I know we hear this phrase a lot in many aspects of our lives, and I'm sure we've heard it in our heads regarding weight loss time and time again.
I was reading a post that rockin robin posted in another thread. Isn't she inspirational?! It got me to thinking about the fact that I KNOW this time that it's different. I KNOW the weight is going to come off. I KNOW I'm not going to quit.
Perhaps my family, who has heard it and lived through it with me time and time again, would smile and nod supportively without any true belief. Perhaps others would think that there's no way that I could know that this was the time for it to actually happen for me. But that doesn't matter, because I know it.
How do I know it?
1) I never went at this with my usual gung-ho all-or-nothing attitude.
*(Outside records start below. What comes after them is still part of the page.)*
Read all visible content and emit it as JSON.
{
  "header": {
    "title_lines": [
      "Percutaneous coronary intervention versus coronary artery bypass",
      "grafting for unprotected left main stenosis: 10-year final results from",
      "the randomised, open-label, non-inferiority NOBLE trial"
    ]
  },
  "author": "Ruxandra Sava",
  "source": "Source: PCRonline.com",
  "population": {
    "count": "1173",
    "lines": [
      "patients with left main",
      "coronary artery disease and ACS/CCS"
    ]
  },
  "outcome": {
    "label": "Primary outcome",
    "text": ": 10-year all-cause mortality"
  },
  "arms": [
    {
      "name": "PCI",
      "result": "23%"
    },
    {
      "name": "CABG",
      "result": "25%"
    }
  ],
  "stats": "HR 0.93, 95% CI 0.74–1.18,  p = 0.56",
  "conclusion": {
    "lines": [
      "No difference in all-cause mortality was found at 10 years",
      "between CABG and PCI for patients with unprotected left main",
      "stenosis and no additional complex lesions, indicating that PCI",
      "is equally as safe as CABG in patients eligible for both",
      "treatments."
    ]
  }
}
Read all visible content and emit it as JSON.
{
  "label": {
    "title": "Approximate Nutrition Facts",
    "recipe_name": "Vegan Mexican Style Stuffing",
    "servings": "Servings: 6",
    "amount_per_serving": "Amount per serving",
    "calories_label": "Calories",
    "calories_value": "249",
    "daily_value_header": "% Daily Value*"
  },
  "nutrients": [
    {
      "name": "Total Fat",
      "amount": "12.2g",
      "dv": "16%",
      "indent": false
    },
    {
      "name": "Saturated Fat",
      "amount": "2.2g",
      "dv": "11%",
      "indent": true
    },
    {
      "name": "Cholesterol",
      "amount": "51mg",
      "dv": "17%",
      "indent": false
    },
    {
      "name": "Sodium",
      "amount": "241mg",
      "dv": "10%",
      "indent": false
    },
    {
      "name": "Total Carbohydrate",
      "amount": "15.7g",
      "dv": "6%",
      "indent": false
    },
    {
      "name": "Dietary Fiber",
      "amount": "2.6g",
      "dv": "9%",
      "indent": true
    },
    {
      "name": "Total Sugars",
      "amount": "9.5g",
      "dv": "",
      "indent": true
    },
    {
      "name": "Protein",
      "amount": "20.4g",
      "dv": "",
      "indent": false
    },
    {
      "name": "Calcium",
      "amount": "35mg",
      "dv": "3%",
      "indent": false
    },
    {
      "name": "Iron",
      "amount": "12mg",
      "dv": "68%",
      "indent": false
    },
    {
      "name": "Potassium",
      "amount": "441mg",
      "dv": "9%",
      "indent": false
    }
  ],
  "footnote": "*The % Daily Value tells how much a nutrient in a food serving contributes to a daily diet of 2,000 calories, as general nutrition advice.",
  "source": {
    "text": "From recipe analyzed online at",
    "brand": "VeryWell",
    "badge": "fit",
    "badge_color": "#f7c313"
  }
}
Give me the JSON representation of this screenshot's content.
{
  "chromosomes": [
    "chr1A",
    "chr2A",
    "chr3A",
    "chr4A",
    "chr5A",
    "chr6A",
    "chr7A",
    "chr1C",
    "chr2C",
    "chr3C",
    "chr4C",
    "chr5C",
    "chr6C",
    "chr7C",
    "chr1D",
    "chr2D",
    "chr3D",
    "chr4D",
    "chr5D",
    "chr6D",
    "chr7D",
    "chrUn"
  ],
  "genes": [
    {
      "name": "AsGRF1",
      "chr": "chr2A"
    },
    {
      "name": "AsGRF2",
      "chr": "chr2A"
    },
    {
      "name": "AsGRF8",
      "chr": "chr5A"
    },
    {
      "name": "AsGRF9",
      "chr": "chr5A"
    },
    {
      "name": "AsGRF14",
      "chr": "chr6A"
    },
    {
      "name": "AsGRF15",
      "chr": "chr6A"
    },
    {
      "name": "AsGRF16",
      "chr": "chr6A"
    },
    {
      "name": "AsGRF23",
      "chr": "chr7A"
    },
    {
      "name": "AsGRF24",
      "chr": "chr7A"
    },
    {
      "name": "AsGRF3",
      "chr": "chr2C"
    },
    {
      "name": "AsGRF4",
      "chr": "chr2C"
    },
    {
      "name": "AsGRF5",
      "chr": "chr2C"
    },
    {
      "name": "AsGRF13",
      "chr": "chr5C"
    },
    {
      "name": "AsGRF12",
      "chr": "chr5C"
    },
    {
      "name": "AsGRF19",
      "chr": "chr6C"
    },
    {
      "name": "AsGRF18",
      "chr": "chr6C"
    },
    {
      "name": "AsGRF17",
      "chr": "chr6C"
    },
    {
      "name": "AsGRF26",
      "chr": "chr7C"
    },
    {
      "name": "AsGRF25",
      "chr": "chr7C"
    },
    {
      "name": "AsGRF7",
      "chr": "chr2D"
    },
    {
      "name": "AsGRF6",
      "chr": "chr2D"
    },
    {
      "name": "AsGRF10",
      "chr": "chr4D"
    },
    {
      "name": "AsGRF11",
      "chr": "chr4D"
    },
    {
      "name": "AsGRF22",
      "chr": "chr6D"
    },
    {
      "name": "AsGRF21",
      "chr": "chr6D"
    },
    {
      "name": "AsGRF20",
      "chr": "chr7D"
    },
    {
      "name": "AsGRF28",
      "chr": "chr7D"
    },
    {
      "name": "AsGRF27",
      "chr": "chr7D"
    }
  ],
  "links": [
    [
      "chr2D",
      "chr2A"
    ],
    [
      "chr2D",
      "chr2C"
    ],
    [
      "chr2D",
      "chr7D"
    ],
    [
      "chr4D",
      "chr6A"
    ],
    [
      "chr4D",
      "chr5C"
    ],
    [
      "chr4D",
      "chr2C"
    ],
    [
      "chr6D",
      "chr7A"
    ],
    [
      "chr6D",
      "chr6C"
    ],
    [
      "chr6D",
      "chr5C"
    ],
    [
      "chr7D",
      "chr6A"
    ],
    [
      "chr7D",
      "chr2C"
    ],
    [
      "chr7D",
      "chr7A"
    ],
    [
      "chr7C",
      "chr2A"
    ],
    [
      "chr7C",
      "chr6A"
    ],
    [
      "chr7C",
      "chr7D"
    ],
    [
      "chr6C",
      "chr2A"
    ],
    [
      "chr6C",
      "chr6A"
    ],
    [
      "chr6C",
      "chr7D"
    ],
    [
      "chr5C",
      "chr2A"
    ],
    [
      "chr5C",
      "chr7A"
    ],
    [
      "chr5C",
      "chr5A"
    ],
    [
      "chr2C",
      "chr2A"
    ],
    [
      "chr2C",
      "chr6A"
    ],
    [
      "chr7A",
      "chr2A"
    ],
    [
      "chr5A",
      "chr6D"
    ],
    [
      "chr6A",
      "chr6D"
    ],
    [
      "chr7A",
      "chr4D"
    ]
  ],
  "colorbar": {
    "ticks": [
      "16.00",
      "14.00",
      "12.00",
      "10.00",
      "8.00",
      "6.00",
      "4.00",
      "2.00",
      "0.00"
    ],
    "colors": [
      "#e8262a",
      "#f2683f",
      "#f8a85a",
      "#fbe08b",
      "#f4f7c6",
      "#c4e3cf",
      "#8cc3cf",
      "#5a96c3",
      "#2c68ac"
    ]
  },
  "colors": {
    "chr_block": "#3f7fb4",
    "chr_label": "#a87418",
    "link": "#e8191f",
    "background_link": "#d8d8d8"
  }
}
I didn't start out working out an hour a day for six days a week. I didn't tell myself all the coulds and could nots. I simply started counting my calories and upping my exercise and watching the weight drop incrementally.
2) I haven't gotten frustrated with splurge-related gains or stalls. I've had a lot of special events lately that have resulted in a slower weight loss than I am generally accustomed to seeing at this weight. But I am fully accountable to myself for what I've done to stall that weight loss. And when the special event or splurge is over, I jump back on the wagon without berating or belittling myself.
3) When I hit my 230/229 plateau that I ALWAYS hit, I was patient. It was a much shorter plateau this time, and I think being patient and sticking to my routine was the key. Usually I'm frantically upping or lowering my calories, my exercise, my food groups. This time around I just plugged away and I got rid of the 230's a lot faster than the last two times.
4) When I've gotten lax on exercise, I just give myself a new start date. I don't think about how I've backpedaled or how much work it was going to take to get myself back into the shape I was in when I stopped working out. This has been key because it helps me get back on the wagon after a 5 day hiatus rather than waiting 5 weeks (or until the next "diet").
All in all, I think it comes down to patience. Before I wanted the weight to drop off of me as fast as possible. Now I just want to keep losing, keep on track, become healthier.
What has you knowing that THIS time it's going to be successful for you?